De mes petits Marquis l’espèce est-elle éteinte ?
Quoiqu’ils aient de mon fouet reçu plus d’une atteinte,
Ils voltigent encor de salons en salons
Sans plumes au chapeau, dentelles ni galons ;
Ils ont perdu la grâce et le nom de Dorante
Pour s’affubler d’un frac et jouer sur la rente ;
Ou, prenant des leçons chez un peuple rival,
Etablir parmi vous le culte du cheval.
J’ai fait aux Médecins une assez rude guerre ;
Daquin détestait, Guénaut ne m’aimait guère ;
Car j’avais expliqué leur jargon imposteur,
Et même déchiré leur robe de docteur ;
Mais de ces charlatans la famille féconde
Tout en changeant d’habit n’a pas quitté le monde,
Et, comme au temps passé, des docteurs obligeans,
Chacun par un système, assassinent les gens.

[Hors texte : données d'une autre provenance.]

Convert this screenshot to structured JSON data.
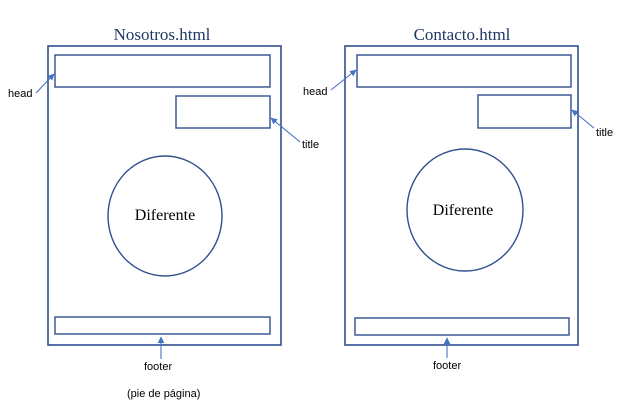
{
  "colors": {
    "frame": "#2f4f8f",
    "arrow": "#4472c4",
    "title_text": "#1f3864"
  },
  "pages": [
    {
      "title": "Nosotros.html",
      "center_label": "Diferente",
      "callouts": {
        "head": "head",
        "title": "title",
        "footer": "footer"
      },
      "footer_note": "(pie de página)"
    },
    {
      "title": "Contacto.html",
      "center_label": "Diferente",
      "callouts": {
        "head": "head",
        "title": "title",
        "footer": "footer"
      }
    }
  ]
}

Honneur au dévouement ! justice à la science !
Bénissez leurs bienfaits ; mais honte à l’ignorance
Qui, du fil de vos jours à son gré se servant,
Ne l’alonge jamais et le brise souvent.
Avec le Parlement la critique est possible :
S’il est irresponsable, il n’est point infaillible.

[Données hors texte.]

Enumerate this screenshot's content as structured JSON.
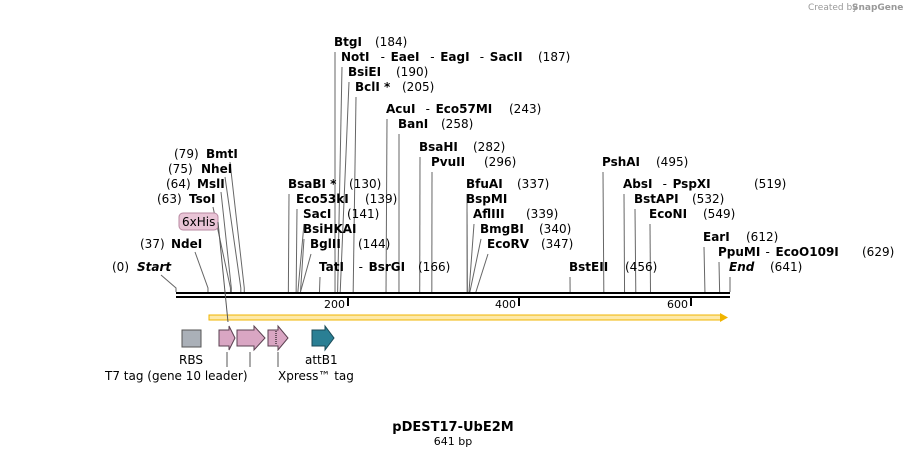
{
  "credit": "Created by",
  "brand": "SnapGene",
  "map": {
    "title": "pDEST17-UbE2M",
    "length_label": "641 bp",
    "length": 641,
    "ruler": [
      "200",
      "400",
      "600"
    ],
    "feature_arrow": {
      "start": 38,
      "end": 641,
      "color": "#f0b400"
    }
  },
  "colors": {
    "backbone": "#000000",
    "tag": "#d9a6c3",
    "tag_stroke": "#8a5a75",
    "rbs": "#aab0b8",
    "attb1": "#2a7f94",
    "his_fill": "#e9c4d6"
  },
  "sites": [
    {
      "name": "BtgI",
      "pos": 184,
      "pos_label": "(184)",
      "side": "right"
    },
    {
      "name": "NotI",
      "pos": 187,
      "side": "right",
      "group": [
        "NotI",
        "EaeI",
        "EagI",
        "SacII"
      ],
      "pos_label": "(187)"
    },
    {
      "name": "BsiEI",
      "pos": 190,
      "pos_label": "(190)",
      "side": "right"
    },
    {
      "name": "BclI *",
      "pos": 205,
      "pos_label": "(205)",
      "side": "right"
    },
    {
      "name": "AcuI",
      "pos": 243,
      "side": "right",
      "group": [
        "AcuI",
        "Eco57MI"
      ],
      "pos_label": "(243)"
    },
    {
      "name": "BanI",
      "pos": 258,
      "pos_label": "(258)",
      "side": "right"
    },
    {
      "name": "BsaHI",
      "pos": 282,
      "pos_label": "(282)",
      "side": "right"
    },
    {
      "name": "PvuII",
      "pos": 296,
      "pos_label": "(296)",
      "side": "right"
    },
    {
      "name": "BmtI",
      "pos": 79,
      "pos_label": "(79)",
      "side": "left"
    },
    {
      "name": "NheI",
      "pos": 75,
      "pos_label": "(75)",
      "side": "left"
    },
    {
      "name": "MslI",
      "pos": 64,
      "pos_label": "(64)",
      "side": "left"
    },
    {
      "name": "TsoI",
      "pos": 63,
      "pos_label": "(63)",
      "side": "left"
    },
    {
      "name": "NdeI",
      "pos": 37,
      "pos_label": "(37)",
      "side": "left"
    },
    {
      "name": "Start",
      "pos": 0,
      "pos_label": "(0)",
      "side": "left",
      "italic": true
    },
    {
      "name": "BsaBI *",
      "pos": 130,
      "pos_label": "(130)",
      "side": "right"
    },
    {
      "name": "Eco53kI",
      "pos": 139,
      "pos_label": "(139)",
      "side": "right"
    },
    {
      "name": "SacI",
      "pos": 141,
      "pos_label": "(141)",
      "side": "right"
    },
    {
      "name": "BsiHKAI",
      "pos": 144,
      "pos_label": "",
      "side": "right"
    },
    {
      "name": "BglII",
      "pos": 144,
      "pos_label": "(144)",
      "side": "right"
    },
    {
      "name": "TatI",
      "pos": 166,
      "side": "right",
      "group": [
        "TatI",
        "BsrGI"
      ],
      "pos_label": "(166)"
    },
    {
      "name": "BfuAI",
      "pos": 337,
      "pos_label": "(337)",
      "side": "right"
    },
    {
      "name": "BspMI",
      "pos": 337,
      "pos_label": "",
      "side": "right"
    },
    {
      "name": "AflIII",
      "pos": 339,
      "pos_label": "(339)",
      "side": "right"
    },
    {
      "name": "BmgBI",
      "pos": 340,
      "pos_label": "(340)",
      "side": "right"
    },
    {
      "name": "EcoRV",
      "pos": 347,
      "pos_label": "(347)",
      "side": "right"
    },
    {
      "name": "PshAI",
      "pos": 495,
      "pos_label": "(495)",
      "side": "right"
    },
    {
      "name": "AbsI",
      "pos": 519,
      "side": "right",
      "group": [
        "AbsI",
        "PspXI"
      ],
      "pos_label": "(519)"
    },
    {
      "name": "BstAPI",
      "pos": 532,
      "pos_label": "(532)",
      "side": "right"
    },
    {
      "name": "EcoNI",
      "pos": 549,
      "pos_label": "(549)",
      "side": "right"
    },
    {
      "name": "BstEII",
      "pos": 456,
      "pos_label": "(456)",
      "side": "right"
    },
    {
      "name": "EarI",
      "pos": 612,
      "pos_label": "(612)",
      "side": "right"
    },
    {
      "name": "PpuMI",
      "pos": 629,
      "side": "right",
      "group": [
        "PpuMI",
        "EcoO109I"
      ],
      "pos_label": "(629)"
    },
    {
      "name": "End",
      "pos": 641,
      "pos_label": "(641)",
      "side": "right",
      "italic": true
    }
  ],
  "features": [
    {
      "id": "rbs",
      "label": "RBS",
      "kind": "box"
    },
    {
      "id": "t7tag",
      "label": "T7 tag (gene 10 leader)",
      "kind": "arrow"
    },
    {
      "id": "his",
      "label": "6xHis",
      "kind": "arrow"
    },
    {
      "id": "xpress",
      "label": "Xpress™ tag",
      "kind": "arrow"
    },
    {
      "id": "attb1",
      "label": "attB1",
      "kind": "arrow"
    }
  ]
}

Auprès de vos Solons placez ces Électeurs
Hier sollicités, demain solliciteurs ;
Ces Jourdains décorés, péroreurs emphatiques
Qui régentent l’état du fond de leurs boutiques ;
Puis ces Industriels aux doigts si déliés
Et dont les tours subtils sont trop vite oubliés :
Ces Traitants qu’à son gré la Fortune secoue
Et place sur son char ou jette sous sa roue ;
Montrez cette caverne où tant de gens, hélas !
Spéculent hardiment sur l’argent qu’ils n’ont pas.
Si j’ai peint ce Fâcheux dont l’étrange démence
En ports de mer voulait mettre toute la France,
N’est-il pas aujourd’hui d’autres fous qui sans peur
Livrent leur avenir aux bras de la vapeur ?
Que de rêveurs, armés de projets éphémères,
Prennent incessamment brevet pour des chimères !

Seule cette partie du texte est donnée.